E che efficacia di rappresentazione nei suoi Canti Carnascialeschi! Sia nei Mitologici, come le Parche, Bacco e Arianna, il Trionfo d'Amore; sia nelle Mascherate dei Mestieri, come i Cialdonai, le Filatrici d'oro, i Calzolai.... In moltissimi il doppio senso è lubrico, spesso addirittura osceno, quale sarà più tardi in certi Capitoli del Berni, dei Bernieschi, e dell'Aretino — talvolta è velato da una maliziosa ironia, come nel Carro delle Mogli giovani e dei Mariti vecchi.
I Vecchi. — Deh? vogliateci un po' dire
Qual cagion vi fe' partire,
D'aver preso altro amadore
Vi farem tutte pentire.
Le Mogli. — Deh, andatene al malanno,
Vecchi pazzi rimbambiti!
Non ci date più affanno!...
Contentiam nostri appetiti.
Questi giovani puliti
Ci dann'altro che vestire....
E che movimento bacchico, che allegra spensieratezza pagana, che gioconda esultanza di ritmo, nel Trionfo di Bacco e Arianna!
Donne e giovinetti amanti,
Viva Bacco e viva Amore!
Ciascun suoni, balli e canti!
Arda di dolcezza il cuore!
Non fatica, non dolore!
Quel c'ha a esser, convien sia,
Chi vuol esser lieto, sia;
Di doman non v'è certezza.
Quant'è bella giovinezza
Che si fugge tuttavia.
La figura di Sileno in questo medesimo Canto ha tanto rilievo, che par gettata in bronzo dal Pollaiolo.
Questa soma che vien dreto
Sopra un asino, è Sileno:
Così vecchio, è ebbro e lieto,
Già di carne e d'anni pieno.
Se non può star ritto, almeno
Ride, e gode tuttavia....
Chi vuol esser lieto, sia:
Di doman non v'è certezza.
Lo stesso Lorenzo scriveva poi Laudi e Sacre Rappresentazioni.

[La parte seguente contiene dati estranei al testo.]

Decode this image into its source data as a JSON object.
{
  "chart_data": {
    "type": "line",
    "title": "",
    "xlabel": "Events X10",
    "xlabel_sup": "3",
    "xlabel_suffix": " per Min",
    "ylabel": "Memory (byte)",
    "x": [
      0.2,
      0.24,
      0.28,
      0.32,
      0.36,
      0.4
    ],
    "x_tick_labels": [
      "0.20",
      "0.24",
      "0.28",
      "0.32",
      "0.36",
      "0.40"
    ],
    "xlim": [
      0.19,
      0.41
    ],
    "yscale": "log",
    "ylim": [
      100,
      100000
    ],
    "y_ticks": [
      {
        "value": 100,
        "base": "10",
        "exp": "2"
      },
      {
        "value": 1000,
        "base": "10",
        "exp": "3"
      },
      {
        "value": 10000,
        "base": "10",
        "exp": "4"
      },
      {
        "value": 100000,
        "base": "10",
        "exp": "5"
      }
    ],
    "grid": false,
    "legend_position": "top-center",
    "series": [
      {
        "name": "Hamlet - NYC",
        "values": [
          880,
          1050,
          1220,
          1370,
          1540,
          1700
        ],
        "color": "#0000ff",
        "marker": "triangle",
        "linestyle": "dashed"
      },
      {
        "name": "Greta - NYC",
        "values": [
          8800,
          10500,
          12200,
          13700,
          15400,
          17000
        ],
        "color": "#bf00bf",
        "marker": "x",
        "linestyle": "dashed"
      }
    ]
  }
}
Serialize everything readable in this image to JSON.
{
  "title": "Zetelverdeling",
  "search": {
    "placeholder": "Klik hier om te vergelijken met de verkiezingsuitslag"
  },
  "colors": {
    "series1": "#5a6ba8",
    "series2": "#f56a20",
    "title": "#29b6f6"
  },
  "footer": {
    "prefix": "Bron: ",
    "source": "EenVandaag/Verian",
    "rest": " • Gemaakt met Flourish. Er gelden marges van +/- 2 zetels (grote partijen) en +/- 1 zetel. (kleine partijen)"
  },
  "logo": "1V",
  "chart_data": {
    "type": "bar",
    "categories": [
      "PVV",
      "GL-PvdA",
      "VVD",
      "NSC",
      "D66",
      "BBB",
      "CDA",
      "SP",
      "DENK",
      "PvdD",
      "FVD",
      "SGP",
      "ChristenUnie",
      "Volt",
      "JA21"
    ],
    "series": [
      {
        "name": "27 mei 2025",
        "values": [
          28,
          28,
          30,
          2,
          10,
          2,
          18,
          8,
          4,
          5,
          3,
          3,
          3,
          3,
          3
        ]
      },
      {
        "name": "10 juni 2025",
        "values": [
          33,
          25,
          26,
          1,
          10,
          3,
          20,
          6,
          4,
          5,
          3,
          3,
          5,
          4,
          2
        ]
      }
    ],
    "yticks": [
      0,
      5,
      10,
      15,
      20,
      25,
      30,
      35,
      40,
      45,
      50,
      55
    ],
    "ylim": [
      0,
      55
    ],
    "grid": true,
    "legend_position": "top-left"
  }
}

Spesso, una medesima aria serviva a una Lauda divota, come Crocifisso a capo chino, — e a una lasciva Canzonetta, come Una donna d'amor fino. Lorenzo è un gran dilettante, pel quale tutti i motivi poetici sono buoni — e passa con intrepida disinvoltura dal Canto sacro della Mater dolorosa, al Canto carnescialesco dei Bericuocolai.